Oleo is short for oleo-margarine, a product born out of Napoleon III’s desire to have a butter substitute that could be used by the armed forces and the lower classes. The first margarines, beginning in 1871, were a combination of seed oils like cottonseed and the naturally harder animal fats. By the time of the Great Depression in the 1930s and on into World War II, there was such a shortage of animal fats that margarine was made completely out of seed oils (what we call vegetable oils, even though they are not made of vegetables) – rapeseed (canola), soybean, cotton seed, sunflower seed, etc.
Oleo spelled heart disease for that particular grandma and her husband, who were the first in both of their family lines to suffer from heart attacks.
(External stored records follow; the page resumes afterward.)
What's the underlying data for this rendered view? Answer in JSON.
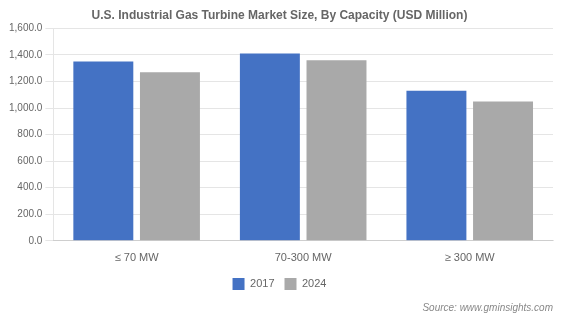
{
  "chart_data": {
    "type": "bar",
    "title": "U.S. Industrial Gas Turbine Market Size, By Capacity (USD Million)",
    "categories": [
      "≤ 70 MW",
      "70-300 MW",
      "≥ 300 MW"
    ],
    "series": [
      {
        "name": "2017",
        "color": "#4472C4",
        "values": [
          1350,
          1410,
          1130
        ]
      },
      {
        "name": "2024",
        "color": "#A9A9A9",
        "values": [
          1270,
          1360,
          1050
        ]
      }
    ],
    "ylim": [
      0,
      1600
    ],
    "yticks": [
      {
        "value": 0,
        "label": "0.0"
      },
      {
        "value": 200,
        "label": "200.0"
      },
      {
        "value": 400,
        "label": "400.0"
      },
      {
        "value": 600,
        "label": "600.0"
      },
      {
        "value": 800,
        "label": "800.0"
      },
      {
        "value": 1000,
        "label": "1,000.0"
      },
      {
        "value": 1200,
        "label": "1,200.0"
      },
      {
        "value": 1400,
        "label": "1,400.0"
      },
      {
        "value": 1600,
        "label": "1,600.0"
      }
    ],
    "grid": true,
    "legend": "bottom",
    "annotations": [
      "Source: www.gminsights.com"
    ]
  }
}
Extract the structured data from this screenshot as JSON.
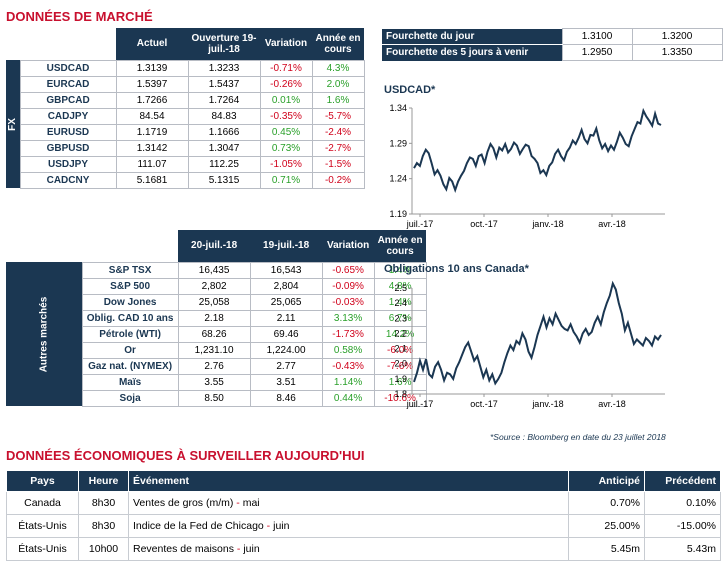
{
  "title_market": "DONNÉES DE MARCHÉ",
  "fx": {
    "side_label": "FX",
    "headers": [
      "Actuel",
      "Ouverture 19-juil.-18",
      "Variation",
      "Année en cours"
    ],
    "rows": [
      {
        "name": "USDCAD",
        "actuel": "1.3139",
        "ouverture": "1.3233",
        "variation": "-0.71%",
        "annee": "4.3%"
      },
      {
        "name": "EURCAD",
        "actuel": "1.5397",
        "ouverture": "1.5437",
        "variation": "-0.26%",
        "annee": "2.0%"
      },
      {
        "name": "GBPCAD",
        "actuel": "1.7266",
        "ouverture": "1.7264",
        "variation": "0.01%",
        "annee": "1.6%"
      },
      {
        "name": "CADJPY",
        "actuel": "84.54",
        "ouverture": "84.83",
        "variation": "-0.35%",
        "annee": "-5.7%"
      },
      {
        "name": "EURUSD",
        "actuel": "1.1719",
        "ouverture": "1.1666",
        "variation": "0.45%",
        "annee": "-2.4%"
      },
      {
        "name": "GBPUSD",
        "actuel": "1.3142",
        "ouverture": "1.3047",
        "variation": "0.73%",
        "annee": "-2.7%"
      },
      {
        "name": "USDJPY",
        "actuel": "111.07",
        "ouverture": "112.25",
        "variation": "-1.05%",
        "annee": "-1.5%"
      },
      {
        "name": "CADCNY",
        "actuel": "5.1681",
        "ouverture": "5.1315",
        "variation": "0.71%",
        "annee": "-0.2%"
      }
    ]
  },
  "other": {
    "side_label": "Autres marchés",
    "headers": [
      "20-juil.-18",
      "19-juil.-18",
      "Variation",
      "Année en cours"
    ],
    "rows": [
      {
        "name": "S&P TSX",
        "a": "16,435",
        "b": "16,543",
        "variation": "-0.65%",
        "annee": "1.4%"
      },
      {
        "name": "S&P 500",
        "a": "2,802",
        "b": "2,804",
        "variation": "-0.09%",
        "annee": "4.8%"
      },
      {
        "name": "Dow Jones",
        "a": "25,058",
        "b": "25,065",
        "variation": "-0.03%",
        "annee": "1.4%"
      },
      {
        "name": "Oblig. CAD 10 ans",
        "a": "2.18",
        "b": "2.11",
        "variation": "3.13%",
        "annee": "6.7%"
      },
      {
        "name": "Pétrole (WTI)",
        "a": "68.26",
        "b": "69.46",
        "variation": "-1.73%",
        "annee": "14.2%"
      },
      {
        "name": "Or",
        "a": "1,231.10",
        "b": "1,224.00",
        "variation": "0.58%",
        "annee": "-6.0%"
      },
      {
        "name": "Gaz nat. (NYMEX)",
        "a": "2.76",
        "b": "2.77",
        "variation": "-0.43%",
        "annee": "-7.6%"
      },
      {
        "name": "Maïs",
        "a": "3.55",
        "b": "3.51",
        "variation": "1.14%",
        "annee": "1.6%"
      },
      {
        "name": "Soja",
        "a": "8.50",
        "b": "8.46",
        "variation": "0.44%",
        "annee": "-10.6%"
      }
    ]
  },
  "range": {
    "rows": [
      {
        "label": "Fourchette du jour",
        "low": "1.3100",
        "high": "1.3200"
      },
      {
        "label": "Fourchette des 5 jours à venir",
        "low": "1.2950",
        "high": "1.3350"
      }
    ]
  },
  "colors": {
    "navy": "#1b3752",
    "red": "#c8102e",
    "neg": "#d0021b",
    "pos": "#2aa02a"
  },
  "chart_data": [
    {
      "type": "line",
      "title": "USDCAD*",
      "x_ticks": [
        "juil.-17",
        "oct.-17",
        "janv.-18",
        "avr.-18"
      ],
      "y_ticks": [
        "1.19",
        "1.24",
        "1.29",
        "1.34"
      ],
      "ylim": [
        1.19,
        1.34
      ],
      "series": [
        {
          "values": [
            1.255,
            1.262,
            1.258,
            1.272,
            1.281,
            1.276,
            1.262,
            1.246,
            1.252,
            1.244,
            1.232,
            1.225,
            1.241,
            1.236,
            1.224,
            1.236,
            1.244,
            1.251,
            1.262,
            1.27,
            1.268,
            1.258,
            1.272,
            1.274,
            1.262,
            1.278,
            1.289,
            1.283,
            1.27,
            1.284,
            1.28,
            1.289,
            1.277,
            1.282,
            1.291,
            1.287,
            1.275,
            1.282,
            1.288,
            1.286,
            1.272,
            1.268,
            1.262,
            1.248,
            1.252,
            1.245,
            1.258,
            1.263,
            1.275,
            1.281,
            1.272,
            1.266,
            1.278,
            1.284,
            1.294,
            1.289,
            1.298,
            1.309,
            1.296,
            1.29,
            1.302,
            1.301,
            1.311,
            1.294,
            1.283,
            1.289,
            1.279,
            1.287,
            1.281,
            1.292,
            1.305,
            1.298,
            1.289,
            1.286,
            1.3,
            1.31,
            1.32,
            1.318,
            1.336,
            1.328,
            1.322,
            1.315,
            1.332,
            1.318,
            1.316
          ]
        }
      ]
    },
    {
      "type": "line",
      "title": "Obligations 10 ans Canada*",
      "x_ticks": [
        "juil.-17",
        "oct.-17",
        "janv.-18",
        "avr.-18"
      ],
      "y_ticks": [
        "1.8",
        "1.9",
        "2.0",
        "2.1",
        "2.2",
        "2.3",
        "2.4",
        "2.5"
      ],
      "ylim": [
        1.8,
        2.5
      ],
      "series": [
        {
          "values": [
            1.88,
            1.94,
            2.02,
            1.96,
            2.03,
            1.93,
            1.91,
            1.98,
            2.01,
            1.96,
            1.89,
            1.94,
            1.93,
            1.9,
            1.97,
            2.01,
            2.06,
            2.11,
            2.14,
            2.08,
            2.02,
            2.05,
            1.98,
            1.91,
            1.96,
            1.89,
            1.93,
            1.87,
            1.9,
            1.94,
            2.01,
            2.07,
            2.12,
            2.09,
            2.15,
            2.13,
            2.2,
            2.16,
            2.08,
            2.04,
            2.11,
            2.19,
            2.25,
            2.31,
            2.24,
            2.3,
            2.26,
            2.33,
            2.29,
            2.25,
            2.23,
            2.22,
            2.26,
            2.21,
            2.18,
            2.14,
            2.2,
            2.23,
            2.19,
            2.21,
            2.27,
            2.31,
            2.26,
            2.34,
            2.4,
            2.45,
            2.53,
            2.49,
            2.4,
            2.33,
            2.22,
            2.27,
            2.2,
            2.13,
            2.16,
            2.14,
            2.12,
            2.17,
            2.15,
            2.12,
            2.18,
            2.16,
            2.19
          ]
        }
      ]
    }
  ],
  "source_note": "*Source : Bloomberg en date du 23 juillet 2018",
  "title_econ": "DONNÉES ÉCONOMIQUES À SURVEILLER AUJOURD'HUI",
  "econ": {
    "headers": [
      "Pays",
      "Heure",
      "Événement",
      "Anticipé",
      "Précédent"
    ],
    "rows": [
      {
        "pays": "Canada",
        "heure": "8h30",
        "event": "Ventes de gros (m/m)",
        "period": "mai",
        "anticipe": "0.70%",
        "precedent": "0.10%"
      },
      {
        "pays": "États-Unis",
        "heure": "8h30",
        "event": "Indice de la Fed de Chicago",
        "period": "juin",
        "anticipe": "25.00%",
        "precedent": "-15.00%"
      },
      {
        "pays": "États-Unis",
        "heure": "10h00",
        "event": "Reventes de maisons",
        "period": "juin",
        "anticipe": "5.45m",
        "precedent": "5.43m"
      }
    ]
  }
}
They were part of a growing trend in America, whose incidence of heart disease correlated with the increased use of margarine, shortening and other highly processed oils as a replacement for good, old-fashioned butter and lard from animals raised on pasture.
Butter is a mormodonna’ best friend. Grumpy husband? Slather butter on his everything. That child who seems to fight you on every little thing? That child needs some butter! There is a reason that there is the phrase “butter you up” – it means to put you in a good mood so that I won’t be afraid to ask you about something. Butter makes for cheerful people. A happy home is built on butter. Margarine, funny enough, is still used today by the military, prisons and the lower classes.
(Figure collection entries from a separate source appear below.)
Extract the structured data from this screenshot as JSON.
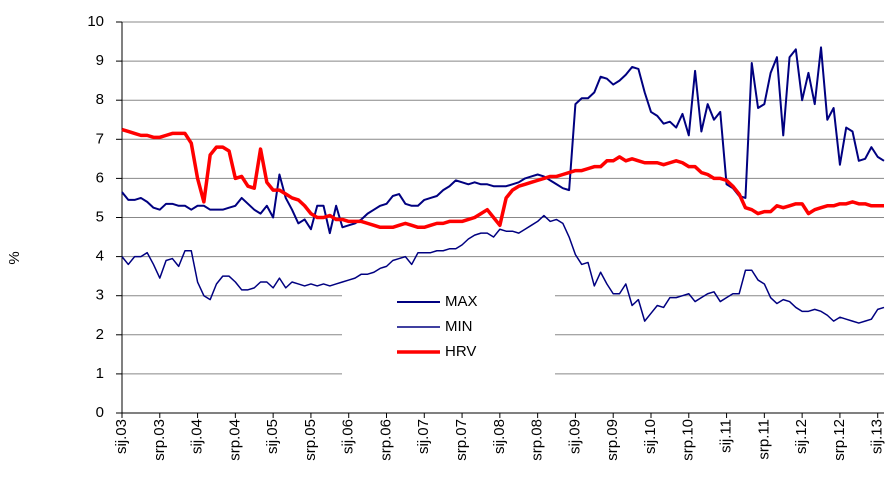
{
  "chart_data": {
    "type": "line",
    "y_label": "%",
    "categories": [
      "sij.03",
      null,
      null,
      null,
      null,
      null,
      "srp.03",
      null,
      null,
      null,
      null,
      null,
      "sij.04",
      null,
      null,
      null,
      null,
      null,
      "srp.04",
      null,
      null,
      null,
      null,
      null,
      "sij.05",
      null,
      null,
      null,
      null,
      null,
      "srp.05",
      null,
      null,
      null,
      null,
      null,
      "sij.06",
      null,
      null,
      null,
      null,
      null,
      "srp.06",
      null,
      null,
      null,
      null,
      null,
      "sij.07",
      null,
      null,
      null,
      null,
      null,
      "srp.07",
      null,
      null,
      null,
      null,
      null,
      "sij.08",
      null,
      null,
      null,
      null,
      null,
      "srp.08",
      null,
      null,
      null,
      null,
      null,
      "sij.09",
      null,
      null,
      null,
      null,
      null,
      "srp.09",
      null,
      null,
      null,
      null,
      null,
      "sij.10",
      null,
      null,
      null,
      null,
      null,
      "srp.10",
      null,
      null,
      null,
      null,
      null,
      "sij.11",
      null,
      null,
      null,
      null,
      null,
      "srp.11",
      null,
      null,
      null,
      null,
      null,
      "sij.12",
      null,
      null,
      null,
      null,
      null,
      "srp.12",
      null,
      null,
      null,
      null,
      null,
      "sij.13",
      null
    ],
    "series": [
      {
        "name": "MAX",
        "color": "#000080",
        "width": 2,
        "values": [
          5.65,
          5.45,
          5.45,
          5.5,
          5.4,
          5.25,
          5.2,
          5.35,
          5.35,
          5.3,
          5.3,
          5.2,
          5.3,
          5.3,
          5.2,
          5.2,
          5.2,
          5.25,
          5.3,
          5.5,
          5.35,
          5.2,
          5.1,
          5.3,
          5.0,
          6.1,
          5.5,
          5.2,
          4.85,
          4.95,
          4.7,
          5.3,
          5.3,
          4.6,
          5.3,
          4.75,
          4.8,
          4.85,
          4.95,
          5.1,
          5.2,
          5.3,
          5.35,
          5.55,
          5.6,
          5.35,
          5.3,
          5.3,
          5.45,
          5.5,
          5.55,
          5.7,
          5.8,
          5.95,
          5.9,
          5.85,
          5.9,
          5.85,
          5.85,
          5.8,
          5.8,
          5.8,
          5.85,
          5.9,
          6.0,
          6.05,
          6.1,
          6.05,
          5.95,
          5.85,
          5.75,
          5.7,
          7.9,
          8.05,
          8.05,
          8.2,
          8.6,
          8.55,
          8.4,
          8.5,
          8.65,
          8.85,
          8.8,
          8.2,
          7.7,
          7.6,
          7.4,
          7.45,
          7.3,
          7.65,
          7.1,
          8.75,
          7.2,
          7.9,
          7.5,
          7.7,
          5.85,
          5.75,
          5.55,
          5.5,
          8.95,
          7.8,
          7.9,
          8.7,
          9.1,
          7.1,
          9.1,
          9.3,
          8.0,
          8.7,
          7.9,
          9.35,
          7.5,
          7.8,
          6.35,
          7.3,
          7.2,
          6.45,
          6.5,
          6.8,
          6.55,
          6.45
        ]
      },
      {
        "name": "MIN",
        "color": "#000080",
        "width": 1.5,
        "values": [
          4.0,
          3.8,
          4.0,
          4.0,
          4.1,
          3.8,
          3.45,
          3.9,
          3.95,
          3.75,
          4.15,
          4.15,
          3.35,
          3.0,
          2.9,
          3.3,
          3.5,
          3.5,
          3.35,
          3.15,
          3.15,
          3.2,
          3.35,
          3.35,
          3.2,
          3.45,
          3.2,
          3.35,
          3.3,
          3.25,
          3.3,
          3.25,
          3.3,
          3.25,
          3.3,
          3.35,
          3.4,
          3.45,
          3.55,
          3.55,
          3.6,
          3.7,
          3.75,
          3.9,
          3.95,
          4.0,
          3.8,
          4.1,
          4.1,
          4.1,
          4.15,
          4.15,
          4.2,
          4.2,
          4.3,
          4.45,
          4.55,
          4.6,
          4.6,
          4.5,
          4.7,
          4.65,
          4.65,
          4.6,
          4.7,
          4.8,
          4.9,
          5.05,
          4.9,
          4.95,
          4.85,
          4.5,
          4.05,
          3.8,
          3.85,
          3.25,
          3.6,
          3.3,
          3.05,
          3.05,
          3.3,
          2.75,
          2.9,
          2.35,
          2.55,
          2.75,
          2.7,
          2.95,
          2.95,
          3.0,
          3.05,
          2.85,
          2.95,
          3.05,
          3.1,
          2.85,
          2.95,
          3.05,
          3.05,
          3.65,
          3.65,
          3.4,
          3.3,
          2.95,
          2.8,
          2.9,
          2.85,
          2.7,
          2.6,
          2.6,
          2.65,
          2.6,
          2.5,
          2.35,
          2.45,
          2.4,
          2.35,
          2.3,
          2.35,
          2.4,
          2.65,
          2.7
        ]
      },
      {
        "name": "HRV",
        "color": "#ff0000",
        "width": 3.5,
        "values": [
          7.25,
          7.2,
          7.15,
          7.1,
          7.1,
          7.05,
          7.05,
          7.1,
          7.15,
          7.15,
          7.15,
          6.9,
          6.0,
          5.4,
          6.6,
          6.8,
          6.8,
          6.7,
          6.0,
          6.05,
          5.8,
          5.75,
          6.75,
          5.9,
          5.7,
          5.7,
          5.6,
          5.5,
          5.45,
          5.3,
          5.1,
          5.0,
          5.0,
          5.05,
          4.95,
          4.95,
          4.9,
          4.9,
          4.9,
          4.85,
          4.8,
          4.75,
          4.75,
          4.75,
          4.8,
          4.85,
          4.8,
          4.75,
          4.75,
          4.8,
          4.85,
          4.85,
          4.9,
          4.9,
          4.9,
          4.95,
          5.0,
          5.1,
          5.2,
          5.0,
          4.8,
          5.5,
          5.7,
          5.8,
          5.85,
          5.9,
          5.95,
          6.0,
          6.05,
          6.05,
          6.1,
          6.15,
          6.2,
          6.2,
          6.25,
          6.3,
          6.3,
          6.45,
          6.45,
          6.55,
          6.45,
          6.5,
          6.45,
          6.4,
          6.4,
          6.4,
          6.35,
          6.4,
          6.45,
          6.4,
          6.3,
          6.3,
          6.15,
          6.1,
          6.0,
          6.0,
          5.95,
          5.8,
          5.6,
          5.25,
          5.2,
          5.1,
          5.15,
          5.15,
          5.3,
          5.25,
          5.3,
          5.35,
          5.35,
          5.1,
          5.2,
          5.25,
          5.3,
          5.3,
          5.35,
          5.35,
          5.4,
          5.35,
          5.35,
          5.3,
          5.3,
          5.3
        ]
      }
    ],
    "ylim": [
      0,
      10
    ],
    "yticks": [
      0,
      1,
      2,
      3,
      4,
      5,
      6,
      7,
      8,
      9,
      10
    ],
    "grid": true,
    "legend": "center"
  }
}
Scientifically, there is a reason for all that our foremothers knew by experience. Butter is America’s best, most easily absorbed source of vitamin A (carrots only contain pre-vitamin A). It contains vitamin E, lecithin (for proper absorption of fat), selenium and anti-oxidants, including cholesterol. Yes, cholesterol is an anti-oxidant, as well as the foundation for a healthy endocrine system, since all your hormones are made using cholesterol. If you don’t have the cholesterol your body needs, stay tuned for mood swings! (For more information, checks out the Weston A. Price Foundation’s “Why Butter is Better“)
Put that butter on everything. You’ll stay fuller, longer and it will keep your blood sugar from spiking. In Mormodonna’s low-fat days, she would eat her oatmeal with skim milk and strawberries, and it would make her want to eat some french fries around 10am. These days, she soaks her oatmeal or brown rice overnight (to make it more digestible), cooks it in the morning and puts a nice pat of butter in there for “staying power.” No more 10am munchies; she can go all the way to lunchtime.
Brown rice porridge is a favorite around here, and since rice is one of the grains with the lowest amounts of phytic acid, it’s not always necessary to soak it overnight. Just put a cup and a half or so in the blender until the texture is like couscous. Then put a few tablespoons of butter in a pan with the blended rice, add a generous amount of whole milk (preferably raw), maybe add some water as well (that raw milk is expensive, you know), add a pinch of salt and a dash of vanilla. Then whisk over medium heat until the porridge thickens, at which point you can turn the heat down to very low, stick the lid on and wait for the kiddos to be dressed and faces washed, ready for breakfast.
Once the porridge is in the bowl, add another big pat of butter and whatever else suits your fancy. You and the fam are on your way to a snack-free day…a three-square-meal day with that healthy fasting in between meals that we have forgotten is the ideal for most people.
“Butter and honey shall he eat, that he may know to refuse the evil, and choose the good.” ~ Isaiah 7:15
Listen to Isaiah, mormodonnas…refuse the evil and choose butter!